Build rapport with the buyer to close faster. Here’s how. And why.

Have you ever met a complete stranger and you immediately hit it off? The conversation flowed effortlessly and so too the silence. Most probably you have; and no, assuming it was the opposite sex, it wasn’t love at first sight. No. You had just experienced raw, pure, unadulterated rapport. The dictionary defines rapport as, ‘a close and harmonious relationship in which the people or groups concerned understand each other’s feelings or ideas and communicate well’. The word originates from the French and means “the relationship”. Rapport, therefore, is important to building relationships. So, build rapport with the buyer; it is is an indispensable ingredient to successful selling.

Importance of rapport building

Admittedly, life is such that, such delightful, magical encounters do not happen often enough to be firmly depended upon; in fact, they happen rarely. For this reason, the sales person must culture rapport with a prospect, and, preferably, in the early stages of their encounter. Will the rapport created be perfect? A few times, yes, but most times it’ll be enough to break the ice and allow the droplets of conversation to start trickling. And the latter is precisely what the progressive salesperson aims for. From call centre selling, to face-to-face selling and any manner of selling really. Building rapport is among the reasons why buyers will buy, or not buy, your product.

Rapport-building examples

To build rapport with the buyer, the old school of thought tells us to engage in banter as the opening gambit to a conversation . The topics to choose from are captured in the acronym FORD. This stands for Family, Occupation, Recreation and Dreams. For example, talk something about the prospect’s dress or office. Statements like, “You look very smart in that suit.” Or, while pointing at the framed picture on the desk or wall, “Those are beautiful kids you have there.” Or, if over the ‘phone, showing empathy with, “You sound like you have a cold, madam. Sorry”, and on and on. The underlying message in this old school of thought is to get the prospect to like the salesperson. And it made sense; after all, unless they do not have a choice, people will buy from people they like.

Build rapport with buyer

Principles of building rapport

That piece of advice about how to build rapport with the buyer was doled out decades ago. It is relevant today? Oh, yes; prospects still have to like the person they are dealing with if they are to buy from them. They are human; and the most basic need of any human being is the desire to be appreciated. However, times have changed. Despite the incredible speed of interconnectedness, people are less warm. Further, because of the ubiquitous interconnectedness, today’s prospects are more knowledgeable, and everything is moving at maddening speed.
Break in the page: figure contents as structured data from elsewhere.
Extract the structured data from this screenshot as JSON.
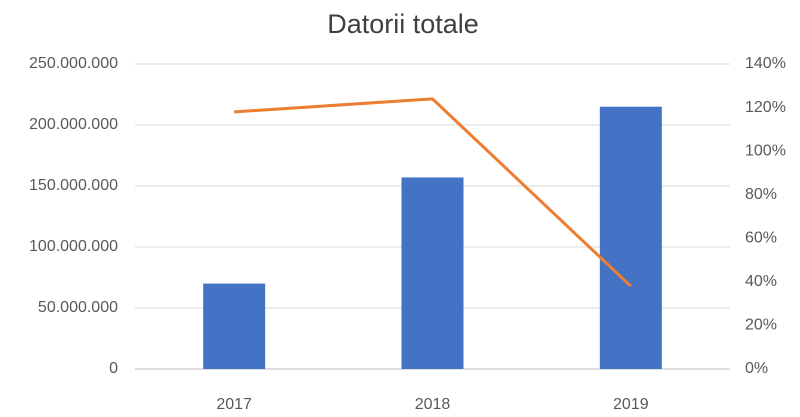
{
  "chart_data": {
    "type": "bar",
    "title": "Datorii totale",
    "categories": [
      "2017",
      "2018",
      "2019"
    ],
    "series": [
      {
        "color": "#4472c4",
        "values": [
          70000000,
          157000000,
          215000000
        ]
      },
      {
        "type": "line",
        "axis": "y2",
        "color": "#ed7d31",
        "values": [
          118,
          124,
          38
        ]
      }
    ],
    "ylim": [
      0,
      250000000
    ],
    "yticks": [
      0,
      {
        "value": 50000000,
        "label": "50.000.000"
      },
      {
        "value": 100000000,
        "label": "100.000.000"
      },
      {
        "value": 150000000,
        "label": "150.000.000"
      },
      {
        "value": 200000000,
        "label": "200.000.000"
      },
      {
        "value": 250000000,
        "label": "250.000.000"
      }
    ],
    "y2lim": [
      0,
      140
    ],
    "y2ticks": [
      {
        "value": 0,
        "label": "0%"
      },
      {
        "value": 20,
        "label": "20%"
      },
      {
        "value": 40,
        "label": "40%"
      },
      {
        "value": 60,
        "label": "60%"
      },
      {
        "value": 80,
        "label": "80%"
      },
      {
        "value": 100,
        "label": "100%"
      },
      {
        "value": 120,
        "label": "120%"
      },
      {
        "value": 140,
        "label": "140%"
      }
    ],
    "grid": true
  }
}
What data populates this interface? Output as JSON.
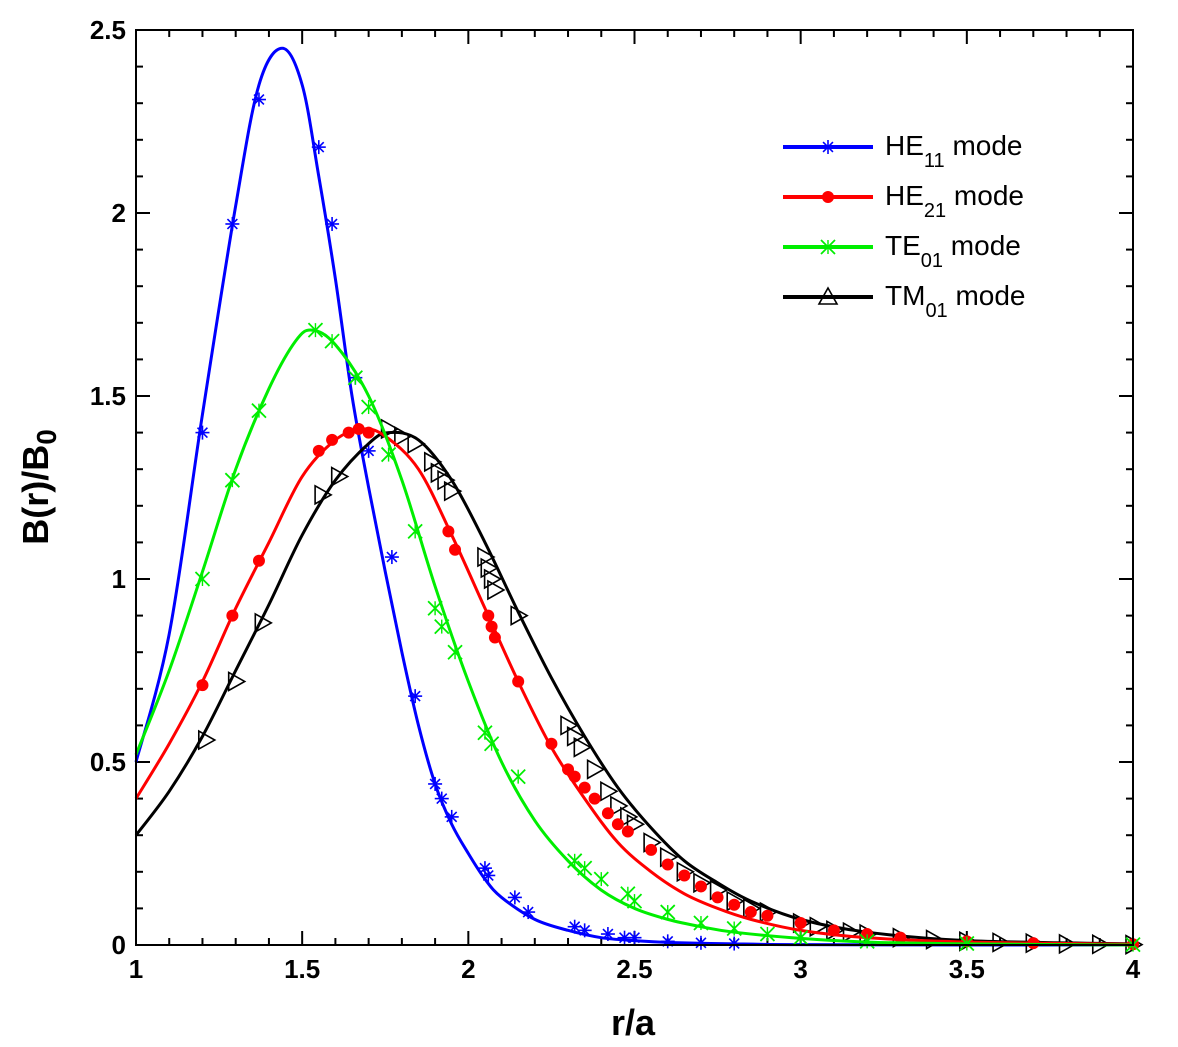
{
  "chart_data": {
    "type": "line",
    "title": "",
    "xlabel": "r/a",
    "ylabel": {
      "main": "B(r)/B",
      "sub": "0"
    },
    "xlim": [
      1,
      4
    ],
    "ylim": [
      0,
      2.5
    ],
    "xticks": [
      1,
      1.5,
      2,
      2.5,
      3,
      3.5,
      4
    ],
    "xtick_labels": [
      "1",
      "1.5",
      "2",
      "2.5",
      "3",
      "3.5",
      "4"
    ],
    "yticks": [
      0,
      0.5,
      1,
      1.5,
      2,
      2.5
    ],
    "ytick_labels": [
      "0",
      "0.5",
      "1",
      "1.5",
      "2",
      "2.5"
    ],
    "legend_position": "top-right",
    "series": [
      {
        "name": "HE11 mode",
        "label_main": "HE",
        "label_sub": "11",
        "label_suffix": " mode",
        "color": "#0000ff",
        "marker": "asterisk",
        "x": [
          1.0,
          1.1,
          1.2,
          1.3,
          1.37,
          1.44,
          1.5,
          1.55,
          1.6,
          1.65,
          1.7,
          1.75,
          1.8,
          1.85,
          1.9,
          1.95,
          2.0,
          2.05,
          2.1,
          2.2,
          2.3,
          2.4,
          2.5,
          2.6,
          2.8,
          3.0,
          3.5,
          4.0
        ],
        "y": [
          0.5,
          0.85,
          1.45,
          2.02,
          2.35,
          2.45,
          2.35,
          2.1,
          1.82,
          1.5,
          1.25,
          1.02,
          0.8,
          0.6,
          0.44,
          0.33,
          0.25,
          0.18,
          0.13,
          0.07,
          0.04,
          0.02,
          0.012,
          0.007,
          0.003,
          0.001,
          0.0,
          0.0
        ],
        "marker_x": [
          1.2,
          1.29,
          1.37,
          1.55,
          1.59,
          1.66,
          1.7,
          1.77,
          1.84,
          1.9,
          1.92,
          1.95,
          2.05,
          2.06,
          2.14,
          2.18,
          2.32,
          2.35,
          2.42,
          2.47,
          2.5,
          2.6,
          2.7,
          2.8
        ],
        "marker_y": [
          1.4,
          1.97,
          2.31,
          2.18,
          1.97,
          1.55,
          1.35,
          1.06,
          0.68,
          0.44,
          0.4,
          0.35,
          0.21,
          0.19,
          0.13,
          0.09,
          0.05,
          0.04,
          0.03,
          0.02,
          0.02,
          0.01,
          0.006,
          0.004
        ]
      },
      {
        "name": "HE21 mode",
        "label_main": "HE",
        "label_sub": "21",
        "label_suffix": " mode",
        "color": "#ff0000",
        "marker": "circle",
        "x": [
          1.0,
          1.1,
          1.2,
          1.3,
          1.4,
          1.5,
          1.6,
          1.68,
          1.75,
          1.85,
          1.95,
          2.05,
          2.15,
          2.25,
          2.35,
          2.45,
          2.55,
          2.65,
          2.75,
          2.85,
          3.0,
          3.2,
          3.5,
          4.0
        ],
        "y": [
          0.4,
          0.55,
          0.72,
          0.92,
          1.1,
          1.28,
          1.38,
          1.41,
          1.39,
          1.3,
          1.12,
          0.92,
          0.72,
          0.54,
          0.4,
          0.28,
          0.2,
          0.14,
          0.1,
          0.07,
          0.04,
          0.02,
          0.008,
          0.002
        ],
        "marker_x": [
          1.2,
          1.29,
          1.37,
          1.55,
          1.59,
          1.64,
          1.67,
          1.7,
          1.94,
          1.96,
          2.06,
          2.07,
          2.08,
          2.15,
          2.25,
          2.3,
          2.32,
          2.35,
          2.38,
          2.42,
          2.45,
          2.48,
          2.55,
          2.6,
          2.65,
          2.7,
          2.75,
          2.8,
          2.85,
          2.9,
          3.0,
          3.1,
          3.2,
          3.3,
          3.5,
          3.7,
          4.0
        ],
        "marker_y": [
          0.71,
          0.9,
          1.05,
          1.35,
          1.38,
          1.4,
          1.41,
          1.4,
          1.13,
          1.08,
          0.9,
          0.87,
          0.84,
          0.72,
          0.55,
          0.48,
          0.46,
          0.43,
          0.4,
          0.36,
          0.33,
          0.31,
          0.26,
          0.22,
          0.19,
          0.16,
          0.13,
          0.11,
          0.09,
          0.08,
          0.06,
          0.04,
          0.03,
          0.02,
          0.01,
          0.005,
          0.002
        ]
      },
      {
        "name": "TE01 mode",
        "label_main": "TE",
        "label_sub": "01",
        "label_suffix": " mode",
        "color": "#00ee00",
        "marker": "x",
        "x": [
          1.0,
          1.1,
          1.2,
          1.3,
          1.4,
          1.48,
          1.53,
          1.6,
          1.7,
          1.8,
          1.9,
          2.0,
          2.1,
          2.2,
          2.3,
          2.4,
          2.5,
          2.6,
          2.7,
          2.8,
          3.0,
          3.2,
          3.5,
          4.0
        ],
        "y": [
          0.52,
          0.75,
          1.02,
          1.3,
          1.52,
          1.65,
          1.68,
          1.64,
          1.5,
          1.27,
          0.98,
          0.72,
          0.5,
          0.34,
          0.23,
          0.15,
          0.1,
          0.07,
          0.05,
          0.035,
          0.018,
          0.008,
          0.003,
          0.0
        ],
        "marker_x": [
          1.2,
          1.29,
          1.37,
          1.54,
          1.59,
          1.66,
          1.7,
          1.76,
          1.84,
          1.9,
          1.92,
          1.96,
          2.05,
          2.07,
          2.15,
          2.32,
          2.35,
          2.4,
          2.48,
          2.5,
          2.6,
          2.7,
          2.8,
          2.9,
          3.0,
          3.2,
          3.5,
          4.0
        ],
        "marker_y": [
          1.0,
          1.27,
          1.46,
          1.68,
          1.65,
          1.55,
          1.47,
          1.34,
          1.13,
          0.92,
          0.87,
          0.8,
          0.58,
          0.55,
          0.46,
          0.23,
          0.21,
          0.18,
          0.14,
          0.12,
          0.09,
          0.06,
          0.045,
          0.03,
          0.02,
          0.01,
          0.004,
          0.001
        ]
      },
      {
        "name": "TM01 mode",
        "label_main": "TM",
        "label_sub": "01",
        "label_suffix": " mode",
        "color": "#000000",
        "marker": "triangle",
        "x": [
          1.0,
          1.1,
          1.2,
          1.3,
          1.4,
          1.5,
          1.6,
          1.7,
          1.76,
          1.85,
          1.95,
          2.05,
          2.15,
          2.25,
          2.35,
          2.45,
          2.55,
          2.65,
          2.75,
          2.85,
          3.0,
          3.2,
          3.5,
          4.0
        ],
        "y": [
          0.3,
          0.42,
          0.57,
          0.75,
          0.93,
          1.12,
          1.27,
          1.37,
          1.4,
          1.38,
          1.27,
          1.1,
          0.91,
          0.73,
          0.57,
          0.43,
          0.32,
          0.23,
          0.17,
          0.12,
          0.07,
          0.035,
          0.012,
          0.003
        ],
        "marker_x": [
          1.21,
          1.3,
          1.38,
          1.56,
          1.61,
          1.76,
          1.8,
          1.84,
          1.89,
          1.91,
          1.93,
          1.95,
          2.05,
          2.06,
          2.07,
          2.08,
          2.15,
          2.3,
          2.32,
          2.34,
          2.38,
          2.42,
          2.45,
          2.48,
          2.5,
          2.55,
          2.6,
          2.65,
          2.7,
          2.75,
          2.8,
          2.85,
          2.9,
          3.0,
          3.05,
          3.1,
          3.15,
          3.2,
          3.3,
          3.4,
          3.5,
          3.6,
          3.7,
          3.8,
          3.9,
          4.0
        ],
        "marker_y": [
          0.56,
          0.72,
          0.88,
          1.23,
          1.28,
          1.41,
          1.39,
          1.37,
          1.32,
          1.29,
          1.27,
          1.24,
          1.06,
          1.03,
          1.0,
          0.97,
          0.9,
          0.6,
          0.57,
          0.54,
          0.48,
          0.42,
          0.38,
          0.35,
          0.33,
          0.28,
          0.24,
          0.2,
          0.17,
          0.15,
          0.12,
          0.1,
          0.09,
          0.06,
          0.05,
          0.04,
          0.035,
          0.03,
          0.02,
          0.015,
          0.01,
          0.007,
          0.005,
          0.003,
          0.002,
          0.001
        ]
      }
    ]
  }
}
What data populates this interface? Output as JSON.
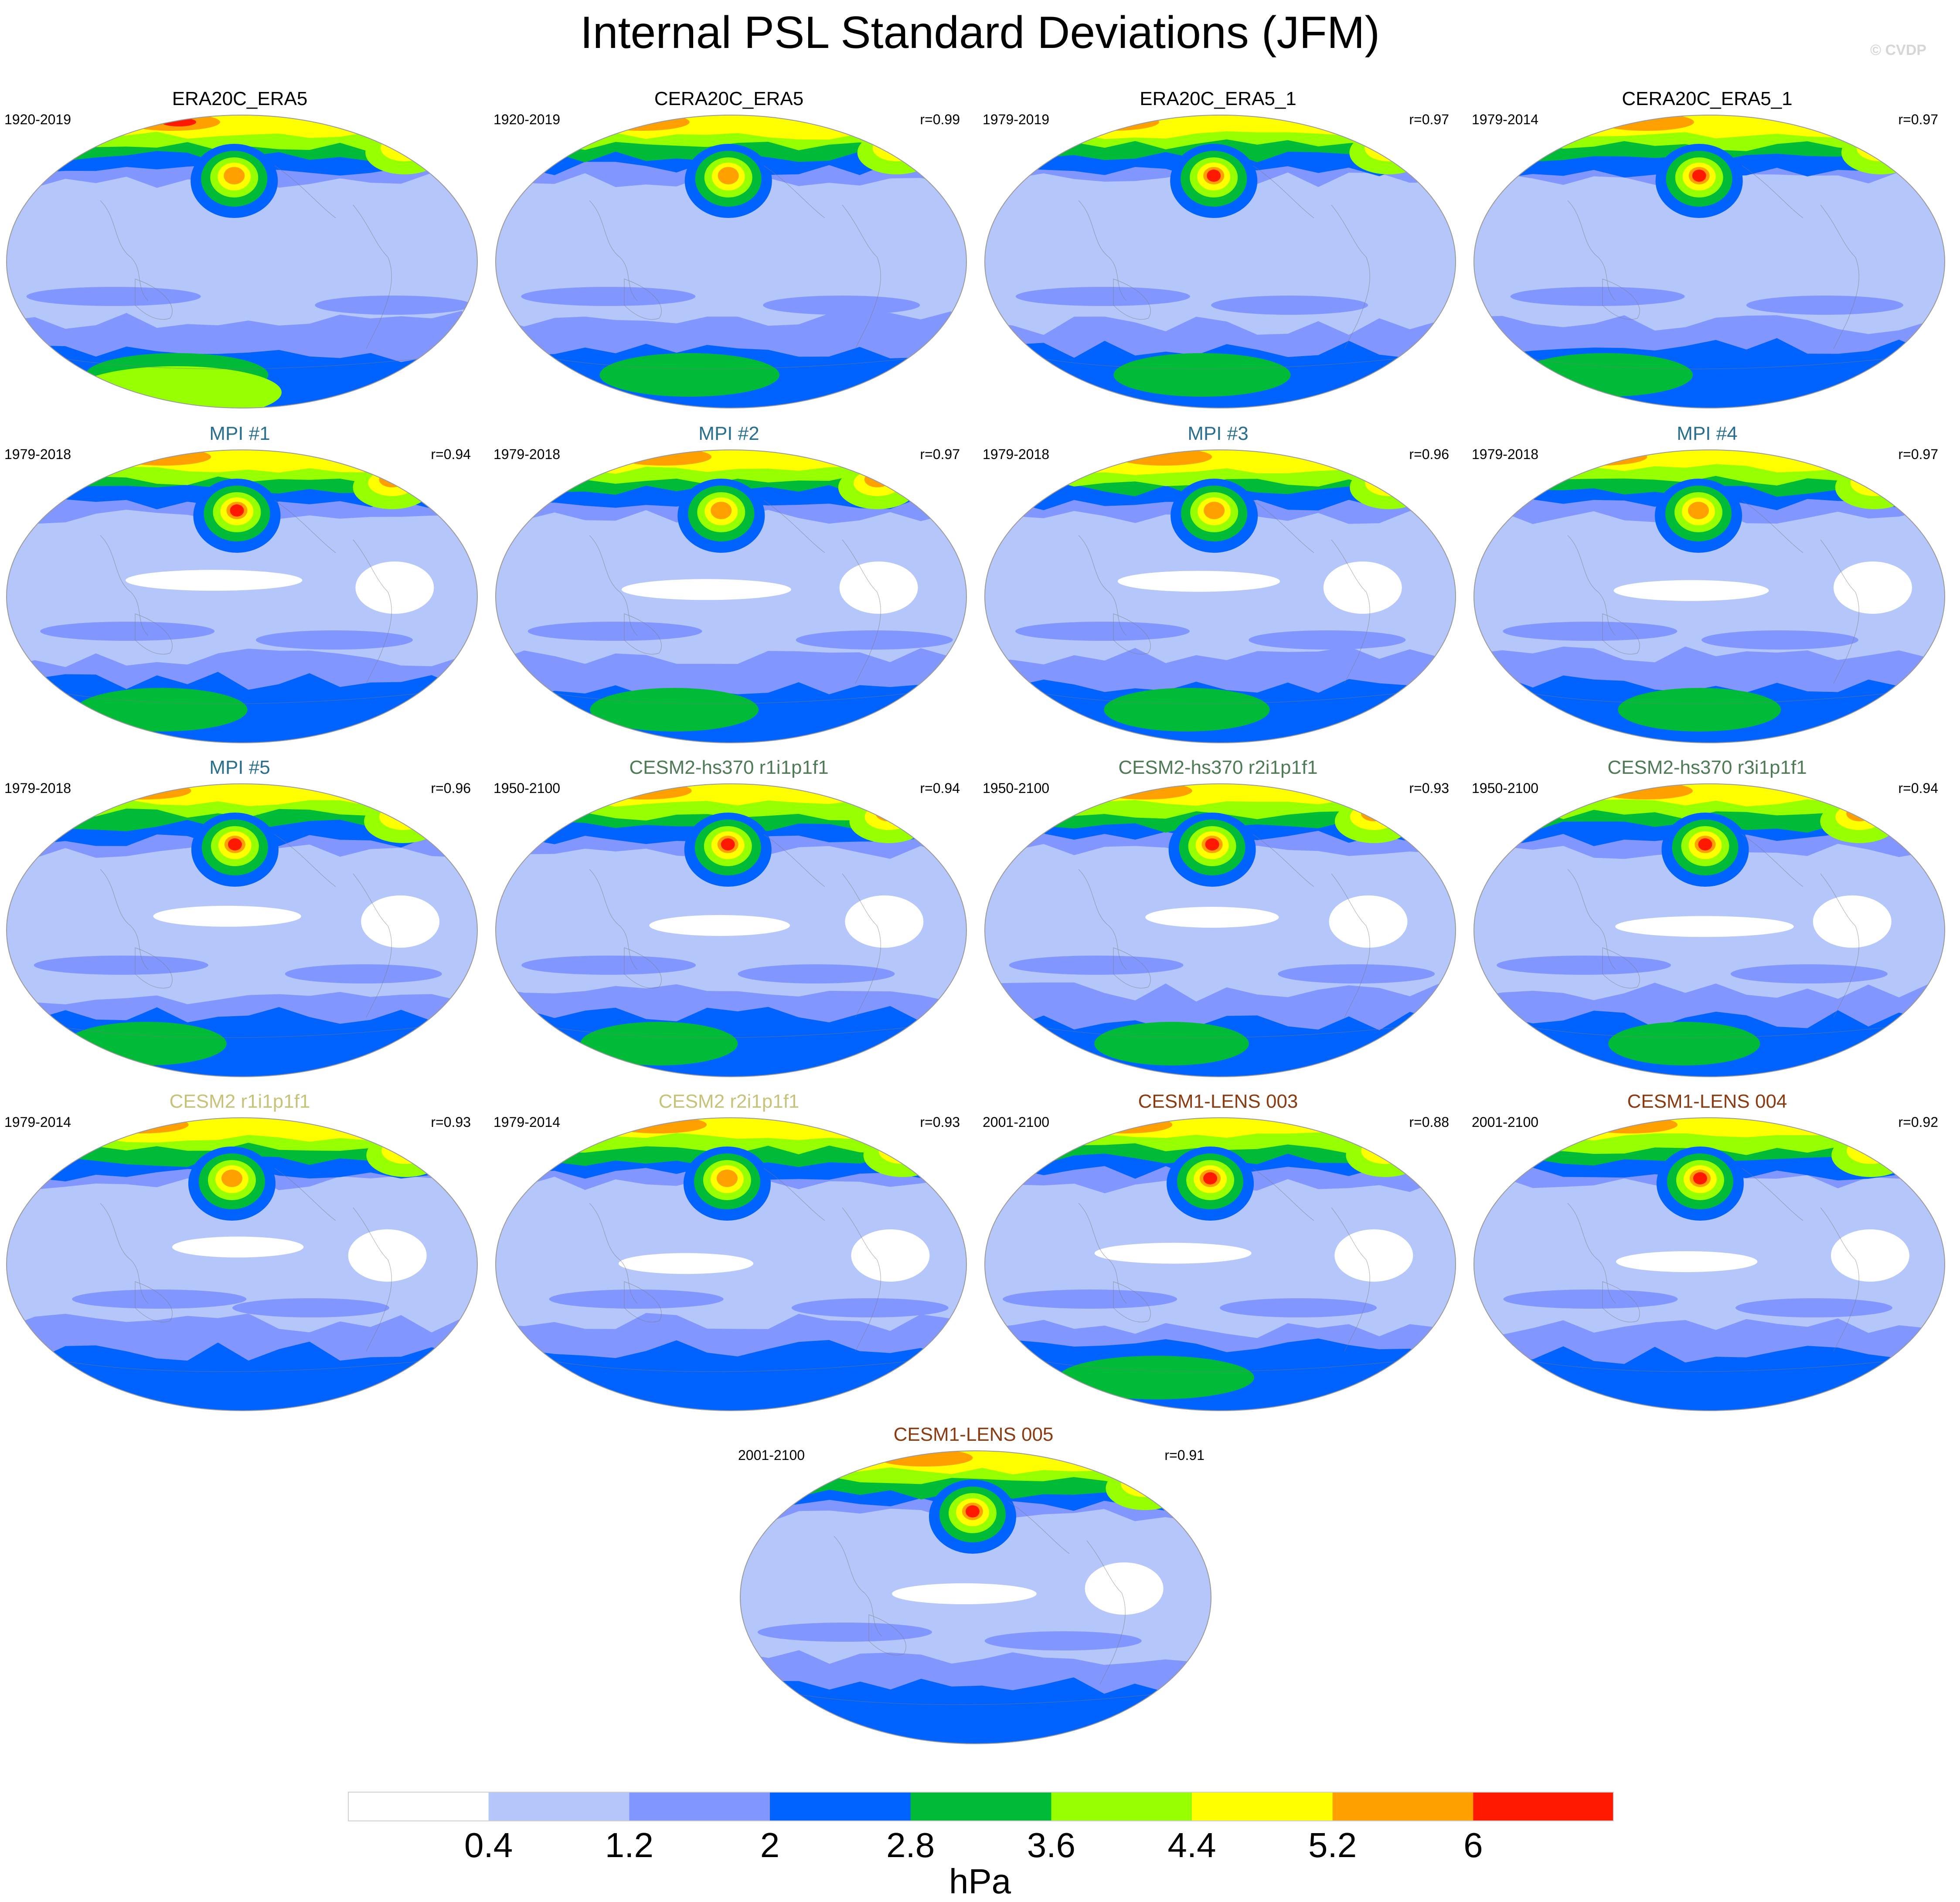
{
  "title": "Internal PSL Standard Deviations (JFM)",
  "watermark": "© CVDP",
  "colors": {
    "black": "#000000",
    "mpi": "#2a6e8e",
    "cesm2hs": "#4e7a56",
    "cesm2": "#c7c27a",
    "lens": "#8a3b12"
  },
  "levels": [
    "#ffffff",
    "#b4c6fa",
    "#8296ff",
    "#0062ff",
    "#00bb37",
    "#96ff00",
    "#ffff00",
    "#ffa000",
    "#ff1900"
  ],
  "colorbar": {
    "ticks": [
      "0.4",
      "1.2",
      "2",
      "2.8",
      "3.6",
      "4.4",
      "5.2",
      "6"
    ],
    "unit": "hPa"
  },
  "panels": [
    {
      "title": "ERA20C_ERA5",
      "color": "black",
      "years": "1920-2019",
      "r": "",
      "variant": 0
    },
    {
      "title": "CERA20C_ERA5",
      "color": "black",
      "years": "1920-2019",
      "r": "r=0.99",
      "variant": 1
    },
    {
      "title": "ERA20C_ERA5_1",
      "color": "black",
      "years": "1979-2019",
      "r": "r=0.97",
      "variant": 2
    },
    {
      "title": "CERA20C_ERA5_1",
      "color": "black",
      "years": "1979-2014",
      "r": "r=0.97",
      "variant": 3
    },
    {
      "title": "MPI #1",
      "color": "mpi",
      "years": "1979-2018",
      "r": "r=0.94",
      "variant": 4
    },
    {
      "title": "MPI #2",
      "color": "mpi",
      "years": "1979-2018",
      "r": "r=0.97",
      "variant": 5
    },
    {
      "title": "MPI #3",
      "color": "mpi",
      "years": "1979-2018",
      "r": "r=0.96",
      "variant": 6
    },
    {
      "title": "MPI #4",
      "color": "mpi",
      "years": "1979-2018",
      "r": "r=0.97",
      "variant": 7
    },
    {
      "title": "MPI #5",
      "color": "mpi",
      "years": "1979-2018",
      "r": "r=0.96",
      "variant": 8
    },
    {
      "title": "CESM2-hs370 r1i1p1f1",
      "color": "cesm2hs",
      "years": "1950-2100",
      "r": "r=0.94",
      "variant": 9
    },
    {
      "title": "CESM2-hs370 r2i1p1f1",
      "color": "cesm2hs",
      "years": "1950-2100",
      "r": "r=0.93",
      "variant": 10
    },
    {
      "title": "CESM2-hs370 r3i1p1f1",
      "color": "cesm2hs",
      "years": "1950-2100",
      "r": "r=0.94",
      "variant": 11
    },
    {
      "title": "CESM2 r1i1p1f1",
      "color": "cesm2",
      "years": "1979-2014",
      "r": "r=0.93",
      "variant": 12
    },
    {
      "title": "CESM2 r2i1p1f1",
      "color": "cesm2",
      "years": "1979-2014",
      "r": "r=0.93",
      "variant": 13
    },
    {
      "title": "CESM1-LENS 003",
      "color": "lens",
      "years": "2001-2100",
      "r": "r=0.88",
      "variant": 14
    },
    {
      "title": "CESM1-LENS 004",
      "color": "lens",
      "years": "2001-2100",
      "r": "r=0.92",
      "variant": 15
    },
    {
      "title": "CESM1-LENS 005",
      "color": "lens",
      "years": "2001-2100",
      "r": "r=0.91",
      "variant": 16
    }
  ]
}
The new school of thought therefore, has it that the place for idle banter, in itself, is being steadily suffocated.

Skills you need to build rapport with customers

Now then. With this in mind, striking rapport must be done more creatively but still focus on the prospect. The suit and the children are therefore something to chitchat about, not dwell upon, especially if you are at the decision-making stage of, say, a B2B sale. Through questions, seek first to understand before being understood. Meaning, talk, more relevant to the client’s needs and how your service or product can be of assistance will more likely create rapport today than would, dwelling on the new coat of paint, and how bold the colours are. This school of thought avers that once the client’s needs are addressed (that is, once business is out of the way) talk of the weather can then fall in place enroute to the lift; if the prospect is walking you there, that is.

Benefits of rapport building with the buyer

But wait! Before blindly shunning the old (as ineffective to building rapport and relationships), and embracing the new, study your own sales and cultural experiences. Whereas generally the world has moved forward, specifically, there are still prospects who will feel offended that you did not notice the change in their new title, and wanted to know what it means to their professional progress; likewise, there are those even decades ago would have been curt to niceties. Personalities differ. Remain alive to this.

Either way, you must adapt to the situation at hand and still develop rapport without losing sight of the purpose of your visit; change and be flexible as problems arise and priorities shift. Why? Because, as in the opening illustration, when rapport is established, there is an air of honesty, a feeling of peace, safety and freedom with each other. And when selling, movement along the sales cycle is smoother.